A trio of paintings focuses on Budapest’s famously ornate New York Café, presenting myriad gilded details for Takáts to immortalize with his light-bending brushstrokes. One of these canvases shows an indistinct group of tourists sitting at a table as seen from a nearby balcony, an image certainly familiar to any recent New York Café visitor… but the next painting shows the eatery’s grand piano and fanciful fixtures with more focus, along with a coffeehouse regular from long ago – groundbreaking Belle-Époque-era Hungarian poet and journalist Endre Ady. The final painting of this trilogy seems to innocuously portray a graceful column, but the ghostly face of a feather-adorned flapper peeks out from a mirror mounted on it.
The standout work of this exhibit is Irén and Tom, set inside Kiadó Kocsma – a favored hangout among Budapest’s creative underground crowd. Here an oversized photo of Hungarian film legend Irén Psota (characteristically enjoying a cigarette) adorns an entire wall, while an enigmatic fellow named Tom is apparently lighting up as well at the bar… but Tom will be disappointed to learn that smoking in pubs has been illegal here for quite a few years now.
Along with such fanciful images, this exhibit includes some evocative street scenes of present-day Budapest – a striking sunset illuminates the usually overlooked Petőfi Bridge; the century-old Art Nouveau-styled Gellért Hotel is majestically floodlit just as it was in decades past, as a modern city bus whizzes by; meanwhile, a nondescript bus stop on urban Buda’s Attila Avenue is gorgeously limned by golden rays cast from nearby streetlights.

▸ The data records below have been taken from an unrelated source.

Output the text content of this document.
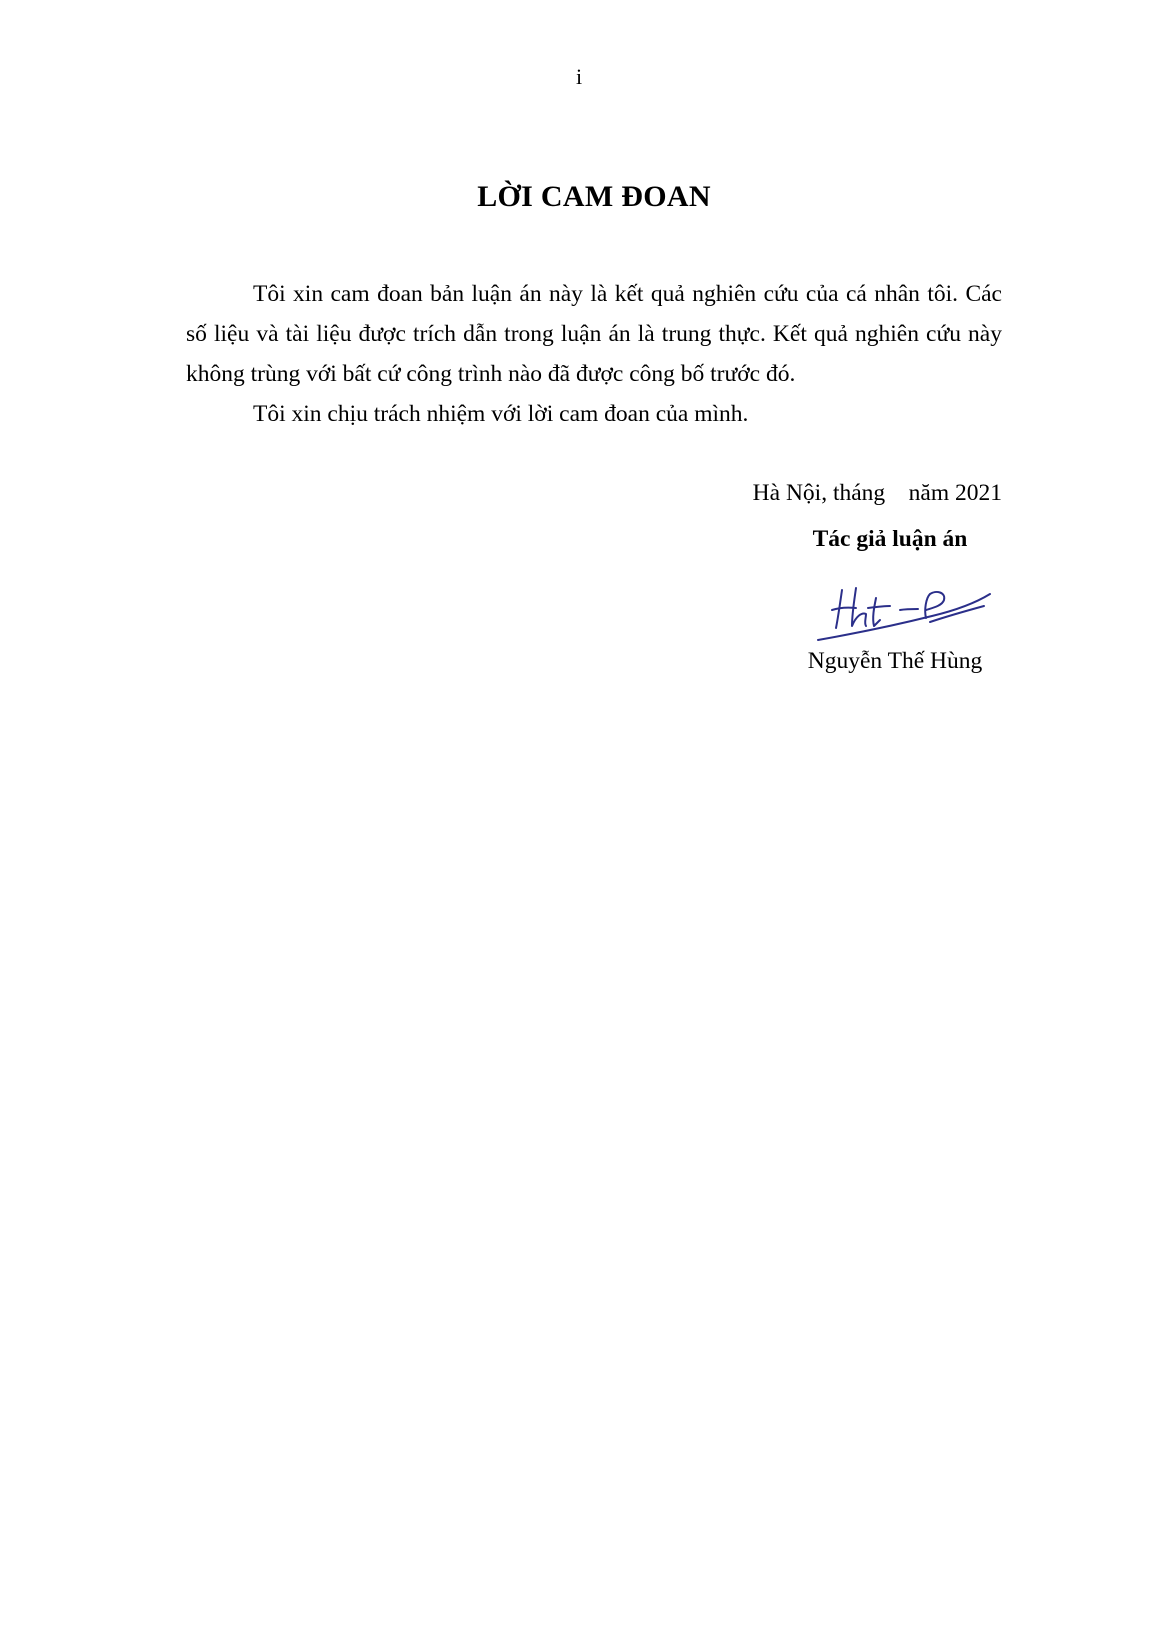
i
LỜI CAM ĐOAN

Tôi xin cam đoan bản luận án này là kết quả nghiên cứu của cá nhân tôi. Các số liệu và tài liệu được trích dẫn trong luận án là trung thực. Kết quả nghiên cứu này không trùng với bất cứ công trình nào đã được công bố trước đó.

Tôi xin chịu trách nhiệm với lời cam đoan của mình.

Hà Nội, tháng    năm 2021
Tác giả luận án
Nguyễn Thế Hùng
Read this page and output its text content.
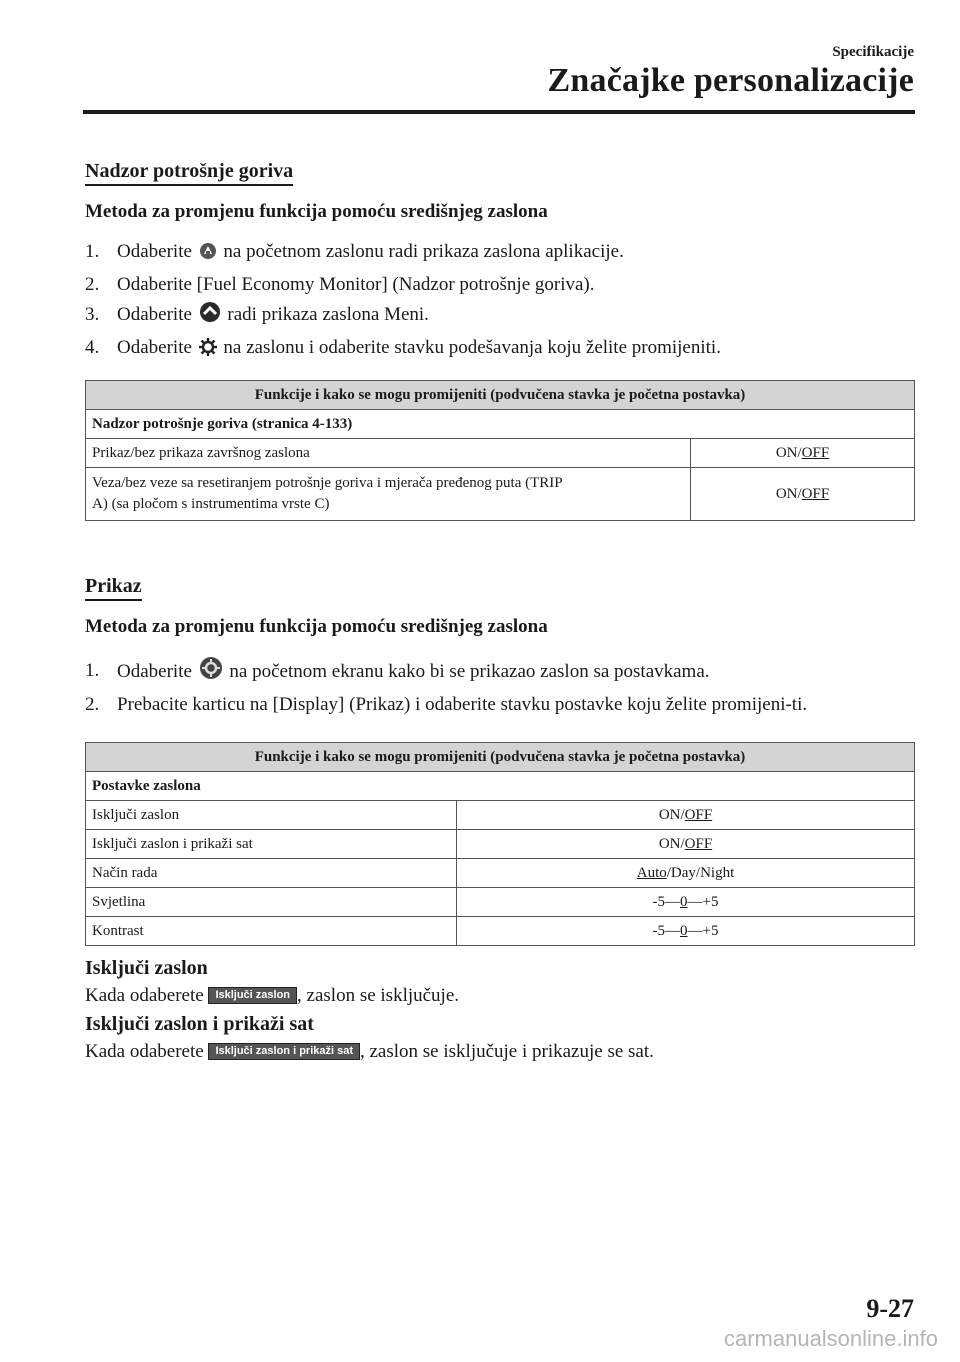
Specifikacije
Značajke personalizacije
Nadzor potrošnje goriva
Metoda za promjenu funkcija pomoću središnjeg zaslona
1. Odaberite na početnom zaslonu radi prikaza zaslona aplikacije.
2. Odaberite [Fuel Economy Monitor] (Nadzor potrošnje goriva).
3. Odaberite radi prikaza zaslona Meni.
4. Odaberite na zaslonu i odaberite stavku podešavanja koju želite promijeniti.
Funkcije i kako se mogu promijeniti (podvučena stavka je početna postavka)	
Nadzor potrošnje goriva (stranica 4-133)	
Prikaz/bez prikaza završnog zaslona	ON/OFF
Veza/bez veze sa resetiranjem potrošnje goriva i mjerača pređenog puta (TRIP
A) (sa pločom s instrumentima vrste C)	ON/OFF
Prikaz
Metoda za promjenu funkcija pomoću središnjeg zaslona
1. Odaberite na početnom ekranu kako bi se prikazao zaslon sa postavkama.
2. Prebacite karticu na [Display] (Prikaz) i odaberite stavku postavke koju želite promijeni-ti.
Funkcije i kako se mogu promijeniti (podvučena stavka je početna postavka)	
Postavke zaslona	
Isključi zaslon	ON/OFF
Isključi zaslon i prikaži sat	ON/OFF
Način rada	Auto/Day/Night
Svjetlina	-5—0—+5
Kontrast	-5—0—+5
Isključi zaslon
Kada odaberete Isključi zaslon , zaslon se isključuje.
Isključi zaslon i prikaži sat
Kada odaberete Isključi zaslon i prikaži sat , zaslon se isključuje i prikazuje se sat.
9-27
carmanualsonline.info
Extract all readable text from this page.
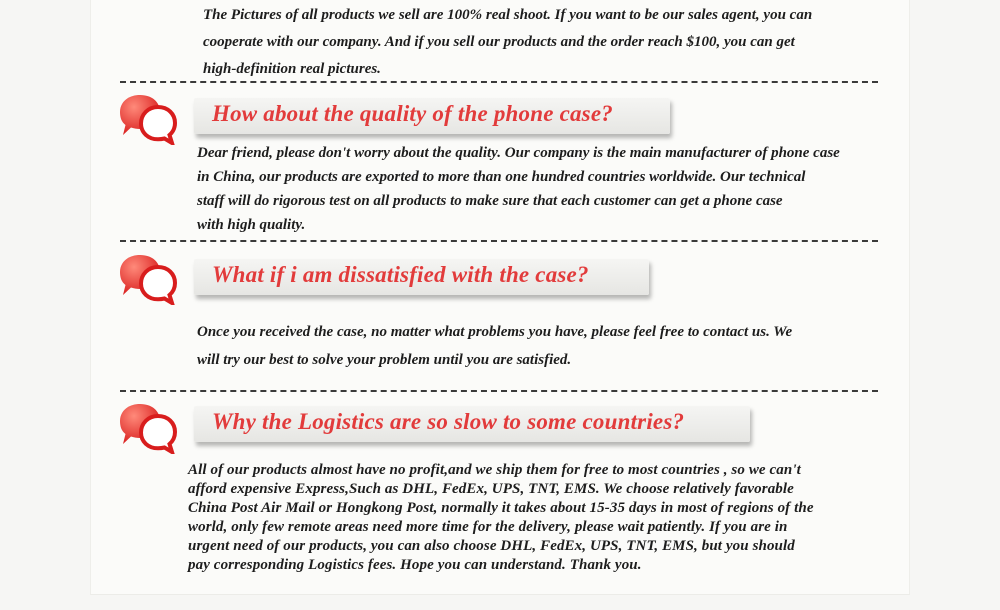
The Pictures of all products we sell are 100% real shoot. If you want to be our sales agent, you can
cooperate with our company. And if you sell our products and the order reach $100, you can get
high-definition real pictures.

How about the quality of the phone case?

Dear friend, please don't worry about the quality. Our company is the main manufacturer of phone case
in China, our products are exported to more than one hundred countries worldwide. Our technical
staff will do rigorous test on all products to make sure that each customer can get a phone case
with high quality.

What if i am dissatisfied with the case?

Once you received the case, no matter what problems you have, please feel free to contact us. We
will try our best to solve your problem until you are satisfied.

Why the Logistics are so slow to some countries?

All of our products almost have no profit,and we ship them for free to most countries , so we can't
afford expensive Express,Such as DHL, FedEx, UPS, TNT, EMS. We choose relatively favorable
China Post Air Mail or Hongkong Post, normally it takes about 15-35 days in most of regions of the
world, only few remote areas need more time for the delivery, please wait patiently. If you are in
urgent need of our products, you can also choose DHL, FedEx, UPS, TNT, EMS, but you should
pay corresponding Logistics fees. Hope you can understand. Thank you.
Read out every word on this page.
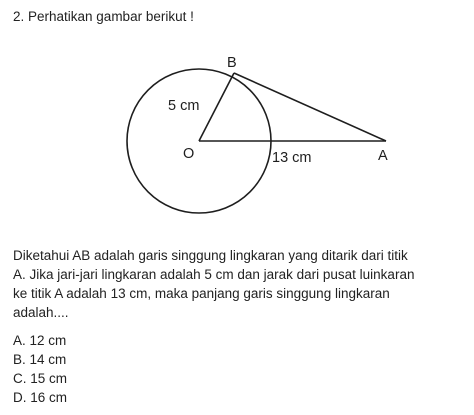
2. Perhatikan gambar berikut !
B
5 cm
O	13 cm	A

Diketahui AB adalah garis singgung lingkaran yang ditarik dari titik

A. Jika jari-jari lingkaran adalah 5 cm dan jarak dari pusat luinkaran

ke titik A adalah 13 cm, maka panjang garis singgung lingkaran

adalah....

A. 12 cm
B. 14 cm
C. 15 cm
D. 16 cm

Any aficionado of Budapest’s modern nightlife, timeless landmarks, and random eye-catching corners will enjoy “The Budapest of Márton Takáts”, especially amid the exhibit’s historic setting. The Koller Gallery was established in 1953 within a venerable Castle District building that once served as a home and studio for globally renowned Magyar sculptor and actor Amerigo Tot, most widely known as Michael Corleone’s bodyguard in The Godfather Part II. A memorial room in the gallery’s attic presents some of Tot’s sculptures along with panoramic Budapest views, and the public is welcome to enjoy all of this for no entry fee.